First the New Wave, then wave after wave of SF writers have swept past Christopher Priest. Many of them far less intelligent. Most of them far less educated in the field of SF. And now, just when Priest might have expected to be acclaimed as an elder statesman of the genre, another wave of writers have taken the limelight instead.

Maybe it’s being a fanzine fan has made me touchy about that kind of thing, but darned if Walter didn’t leave me almost feeling sorry for Priest, and having read a lot of Priest’s rants over the years (here let me borrow Ben Bradlee’s line) I didn’t think that was possible.

[Thanks to James Bacon for Priest’s post and Ansible Links for the responses.]

Update 03/30/2012: Corrected the affiliation of one Clarke judge per Mark Plummer’s comment.

12 thoughts on “Priest’s KTF Review of Clarke Shortlist

  1. Thanks for the link — Valente’s post is terrific.

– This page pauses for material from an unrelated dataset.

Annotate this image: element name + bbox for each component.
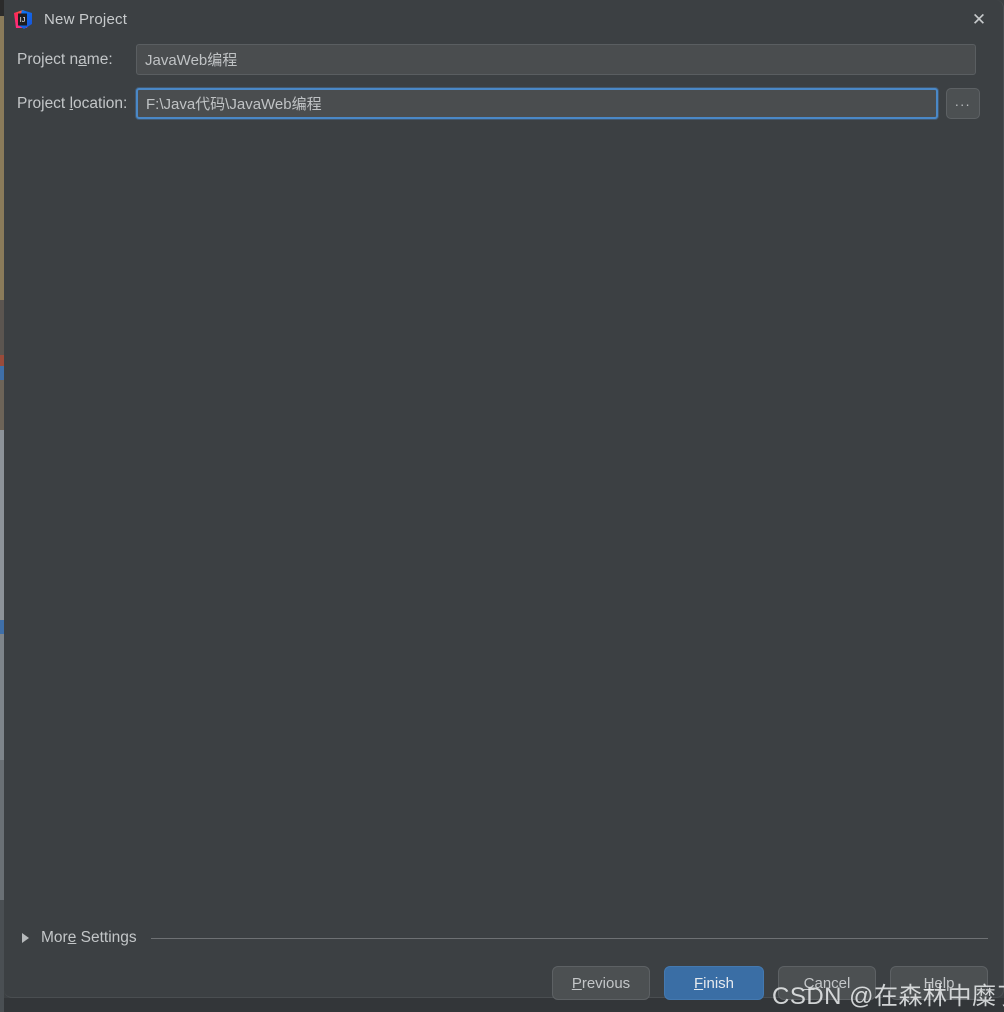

    Interesting she should joke about Harold Bloom and then bring into the conversation the idea of Priest’s potential as a negative influencer that someone might react to as a challenge to strive for better work. Bloom (quoted in another critic’s book on influence) is the writer who opened my eyes to that being a type of artistic influence

  2. I have no idea who those panelist/judges are. But then, I don’t know anyone who started writing SF after 1990 or 1995 anyway… Except Rob Grant. He’s the guy who co-created Red Dwarf. As much as I loved Red Dwarf, I have profound doubts that Grant is the right person to judge SF. for one thing, the RD books he wrote (some with Doug Naylor, the other co-creator) aren’t very good. For another, the longer the TV show went on, the less well focused it became. By the end, it was nearly “Carry on up the Spaceship.” I wonder whether the success of Red Dwarf wasn’t in some sense an accident, and that Grant really didn’t know what he was doing.

  3. Mike,

    ‘… as chosen by a panel of judges from the British Science Fiction Association, the Science Fiction Foundation and SF Crowsnest.’

    A small detail, but accorindg to the list of judges on the ACCA website there’s no SF Crowsnest judge this year. Rob Grant was appointed by the SCI-FI-LONDON film festival.
    — Mark

  4. Thanks Mark. Lame as it sounds, I resorted to the Wikipedia for this info after dredging around the Clarke site without finding it. Do you have a link too?

  5. SCI-FI LONDON’s announcement of the Clarke shortlist identifies Robert Grant as its Literary Editor.

  6. I checked the thread over there and especially admired Michael Walsh’s forthright testimony about the availability of Priest’s novel The Separation. File 770 readers need to know about this too!

  7. I like the fact that Priest has the courage to tell it like it is. On the other hand, I do have a problem with his rigor. To wit: he states that the field was incredibly weak but provides no argument as to what evidence there is to support it. Comments were also closed on his blog, and as far as I know, have still not been opened. These are only two examples that, to me, demonstrate at least some level of intellectual weakness.

    I published in 2011 and my book was on the longlist (not through merit, simply because my publisher submitted it); so were a number of other authors, who I would guess that Priest has never read. If one plans to smear such a signficant portion of the 2011 SF field, the least one could do is write a quick sentence to each book and demonstrate that one has read them! Yes, it’s a lot of work. If it’s too much work, then just leave the rest of us out of it and have at the shortlist.

    In the end, though, I’m not sure I even care all that much. Good luck to all the shortlisters and congratulations. 🙂

  8. “Comments were also closed on his blog, and as far as I know, have still not been opened.”

    To the best of my knowledge his “Journal” (as he calls it) has never been “open for comments”.